Sidney Alexis was born in Paris, but grew up in the United States in various places, attending eleven different schools during his formal education before heading off to Europe again and living in a commune in southern Spain for awhile. His vagabond life has figured heavily into his songwriting and lyrics and his first album The Shining Example Is Lying On The Floor was compared to both Sparklehorse and Wilco. While those comparisons are apt in places, his second release finds him branching out in completely different directions as well.
This newest release probably still falls into the Americana genre, but it's certainly not typical. Alexis isn't afraid to tinge his songs with analogue synths, lots of vibes and slide guitar and otherwise spectral sounds, giving them an often haunted quality that fits well alongside his world-weary vocals. Tracks like "San Diego Backslide" sound traditional from the outset, with smokey curls of lap steel and simple percussion alongside acoustic guitars and vocals, but halfway through, the track spirals upwards with multiple layers of synths, guitar e-bow and organ.
Although his more traditional fare is strong, Goliath, I'm On Your Side is at its best when it veers away from the standard lineup. "Suddenly, It's You & Me" strips things down to vibes, synth, more lap steel, toy piano and theremin while Alexis' crackling voice tells a tale of lost friends. "Silver Waves Crash Through The Canyons" is another standout, packing what are easily the most hummable melodies together into a two-minute track that offers up a slight smile on an album that doesn't have very many lighter moments.
The album gets downright tripped-out in several places, and it's on these longer tracks that the group pushes forward into some places that are absolutely stunning. The nineteen-minute "Hummingbird/Indian Dog" (which takes up almost one-third of the album running length) could probably be classified as some sort of freak folk, but it moves from spacey ambient chants to a noisy psych-inspired mid-section and finally to quieter end section that reminds me a bit of the back-porch weirdness of the Animal Collective side project Campfire Songs.

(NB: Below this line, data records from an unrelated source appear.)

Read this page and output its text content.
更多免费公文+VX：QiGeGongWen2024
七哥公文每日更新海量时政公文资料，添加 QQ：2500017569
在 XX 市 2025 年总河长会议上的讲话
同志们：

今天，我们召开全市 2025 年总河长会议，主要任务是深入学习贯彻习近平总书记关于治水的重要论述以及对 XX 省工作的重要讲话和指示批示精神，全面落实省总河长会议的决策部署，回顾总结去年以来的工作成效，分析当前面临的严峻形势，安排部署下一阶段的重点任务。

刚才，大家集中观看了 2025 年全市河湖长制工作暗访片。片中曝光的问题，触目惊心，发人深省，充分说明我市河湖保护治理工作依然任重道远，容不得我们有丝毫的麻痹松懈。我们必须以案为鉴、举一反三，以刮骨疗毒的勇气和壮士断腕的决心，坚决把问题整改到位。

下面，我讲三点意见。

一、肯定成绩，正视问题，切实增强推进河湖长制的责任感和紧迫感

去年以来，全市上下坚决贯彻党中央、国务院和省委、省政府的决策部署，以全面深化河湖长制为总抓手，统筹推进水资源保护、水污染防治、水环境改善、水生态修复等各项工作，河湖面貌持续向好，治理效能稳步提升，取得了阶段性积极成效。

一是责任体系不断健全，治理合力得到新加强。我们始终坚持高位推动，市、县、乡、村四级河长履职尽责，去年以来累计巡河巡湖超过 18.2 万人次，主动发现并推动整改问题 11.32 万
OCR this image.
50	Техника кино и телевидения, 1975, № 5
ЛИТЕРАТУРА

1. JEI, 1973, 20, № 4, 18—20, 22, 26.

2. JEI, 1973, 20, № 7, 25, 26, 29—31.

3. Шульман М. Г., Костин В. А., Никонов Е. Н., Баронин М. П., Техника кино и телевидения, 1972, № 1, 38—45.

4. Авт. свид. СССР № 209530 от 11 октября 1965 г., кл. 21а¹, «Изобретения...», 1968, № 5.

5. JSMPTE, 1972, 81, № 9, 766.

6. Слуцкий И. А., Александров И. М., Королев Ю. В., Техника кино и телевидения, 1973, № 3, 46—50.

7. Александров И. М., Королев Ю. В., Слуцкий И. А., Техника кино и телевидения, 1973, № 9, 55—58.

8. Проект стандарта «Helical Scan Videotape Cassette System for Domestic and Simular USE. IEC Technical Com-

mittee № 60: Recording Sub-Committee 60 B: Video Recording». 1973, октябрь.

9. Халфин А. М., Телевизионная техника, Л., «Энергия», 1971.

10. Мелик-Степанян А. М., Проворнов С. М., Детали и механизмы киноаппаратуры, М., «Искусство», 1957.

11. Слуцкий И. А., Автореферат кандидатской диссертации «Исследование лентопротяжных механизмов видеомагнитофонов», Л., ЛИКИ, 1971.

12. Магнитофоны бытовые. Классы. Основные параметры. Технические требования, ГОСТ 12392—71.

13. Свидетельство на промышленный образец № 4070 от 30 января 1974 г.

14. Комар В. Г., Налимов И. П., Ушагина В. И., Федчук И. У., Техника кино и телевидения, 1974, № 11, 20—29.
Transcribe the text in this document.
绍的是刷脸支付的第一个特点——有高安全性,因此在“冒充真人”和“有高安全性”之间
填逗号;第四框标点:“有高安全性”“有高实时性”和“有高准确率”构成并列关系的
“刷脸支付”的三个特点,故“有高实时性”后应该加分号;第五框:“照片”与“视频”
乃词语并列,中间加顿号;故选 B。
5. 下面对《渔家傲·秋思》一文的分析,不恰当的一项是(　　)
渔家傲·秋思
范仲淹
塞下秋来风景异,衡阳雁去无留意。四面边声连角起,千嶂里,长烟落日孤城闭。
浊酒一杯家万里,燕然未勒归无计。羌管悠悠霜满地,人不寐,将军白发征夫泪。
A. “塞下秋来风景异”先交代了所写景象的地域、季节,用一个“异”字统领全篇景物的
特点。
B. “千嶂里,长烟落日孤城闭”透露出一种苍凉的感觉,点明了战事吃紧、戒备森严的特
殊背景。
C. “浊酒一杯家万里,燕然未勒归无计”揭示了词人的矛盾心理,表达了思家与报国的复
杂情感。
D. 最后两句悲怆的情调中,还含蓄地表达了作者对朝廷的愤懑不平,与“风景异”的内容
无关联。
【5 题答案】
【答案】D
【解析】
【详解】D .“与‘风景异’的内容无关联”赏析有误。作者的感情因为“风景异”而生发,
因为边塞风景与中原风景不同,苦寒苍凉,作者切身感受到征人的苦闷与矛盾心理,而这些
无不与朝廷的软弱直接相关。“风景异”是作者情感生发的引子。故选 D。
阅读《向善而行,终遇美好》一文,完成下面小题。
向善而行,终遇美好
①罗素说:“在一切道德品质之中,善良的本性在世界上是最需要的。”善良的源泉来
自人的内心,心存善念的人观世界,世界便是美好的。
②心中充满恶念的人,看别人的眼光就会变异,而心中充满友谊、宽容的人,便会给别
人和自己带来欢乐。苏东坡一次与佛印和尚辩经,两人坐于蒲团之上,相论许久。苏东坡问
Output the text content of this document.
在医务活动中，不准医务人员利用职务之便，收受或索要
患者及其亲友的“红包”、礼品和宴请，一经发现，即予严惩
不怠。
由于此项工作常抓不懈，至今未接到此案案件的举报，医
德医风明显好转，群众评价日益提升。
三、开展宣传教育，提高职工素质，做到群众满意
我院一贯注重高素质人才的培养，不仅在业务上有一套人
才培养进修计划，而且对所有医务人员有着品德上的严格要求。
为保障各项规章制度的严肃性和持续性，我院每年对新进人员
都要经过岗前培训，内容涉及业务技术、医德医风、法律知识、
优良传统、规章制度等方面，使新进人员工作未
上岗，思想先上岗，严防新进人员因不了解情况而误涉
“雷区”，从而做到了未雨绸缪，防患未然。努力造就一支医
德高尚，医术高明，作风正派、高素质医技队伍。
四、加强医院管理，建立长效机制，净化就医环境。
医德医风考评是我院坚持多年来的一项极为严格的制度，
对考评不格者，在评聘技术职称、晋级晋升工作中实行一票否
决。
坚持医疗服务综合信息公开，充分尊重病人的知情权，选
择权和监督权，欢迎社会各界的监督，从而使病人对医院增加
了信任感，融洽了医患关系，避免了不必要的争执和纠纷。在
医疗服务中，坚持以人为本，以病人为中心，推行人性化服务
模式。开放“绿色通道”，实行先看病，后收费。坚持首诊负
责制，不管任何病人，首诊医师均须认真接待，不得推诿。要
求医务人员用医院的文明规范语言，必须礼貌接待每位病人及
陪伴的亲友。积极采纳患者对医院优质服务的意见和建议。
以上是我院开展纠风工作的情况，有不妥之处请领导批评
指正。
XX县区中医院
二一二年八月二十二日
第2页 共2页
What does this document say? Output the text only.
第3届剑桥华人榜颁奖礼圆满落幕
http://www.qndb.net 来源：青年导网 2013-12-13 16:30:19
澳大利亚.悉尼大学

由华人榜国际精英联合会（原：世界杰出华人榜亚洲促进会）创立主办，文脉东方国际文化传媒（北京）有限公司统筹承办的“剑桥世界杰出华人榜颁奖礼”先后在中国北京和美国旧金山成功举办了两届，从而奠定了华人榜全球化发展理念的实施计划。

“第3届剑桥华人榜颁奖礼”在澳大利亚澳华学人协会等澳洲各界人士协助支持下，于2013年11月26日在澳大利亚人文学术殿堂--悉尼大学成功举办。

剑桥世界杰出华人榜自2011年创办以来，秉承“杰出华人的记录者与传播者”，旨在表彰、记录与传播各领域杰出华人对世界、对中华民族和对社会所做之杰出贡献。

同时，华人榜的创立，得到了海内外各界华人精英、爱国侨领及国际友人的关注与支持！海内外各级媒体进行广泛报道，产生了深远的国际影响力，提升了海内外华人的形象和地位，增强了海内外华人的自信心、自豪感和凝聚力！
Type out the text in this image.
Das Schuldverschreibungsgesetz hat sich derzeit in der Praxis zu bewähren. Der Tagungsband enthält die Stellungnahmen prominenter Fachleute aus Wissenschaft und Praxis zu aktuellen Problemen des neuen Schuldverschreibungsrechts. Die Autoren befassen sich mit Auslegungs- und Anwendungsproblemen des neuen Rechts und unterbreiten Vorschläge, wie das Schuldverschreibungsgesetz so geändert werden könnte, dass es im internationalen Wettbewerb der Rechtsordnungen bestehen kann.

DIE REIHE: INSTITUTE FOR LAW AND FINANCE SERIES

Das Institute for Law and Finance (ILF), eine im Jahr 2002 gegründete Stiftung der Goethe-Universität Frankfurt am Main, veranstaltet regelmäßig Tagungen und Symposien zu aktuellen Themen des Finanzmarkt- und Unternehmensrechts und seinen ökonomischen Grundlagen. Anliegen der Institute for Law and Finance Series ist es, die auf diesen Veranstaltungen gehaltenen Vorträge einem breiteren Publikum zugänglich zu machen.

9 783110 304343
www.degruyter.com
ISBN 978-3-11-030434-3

On "Oh, The Loneliness" the group stretches some heavily-reverbed vibraphone notes, bass, and sparse guitar into an eight-minute meditation that's dreamtime beautiful, with walking, overlapping tones that mingle together in gorgeous ways. Given the interesting sonic inclusions in the more structured tracks, the experimental moments don't seem to stick out quite as much as they should. Goliath, I'm On Your Side is a great second album from a young artist who's just really starting to carve out his own way.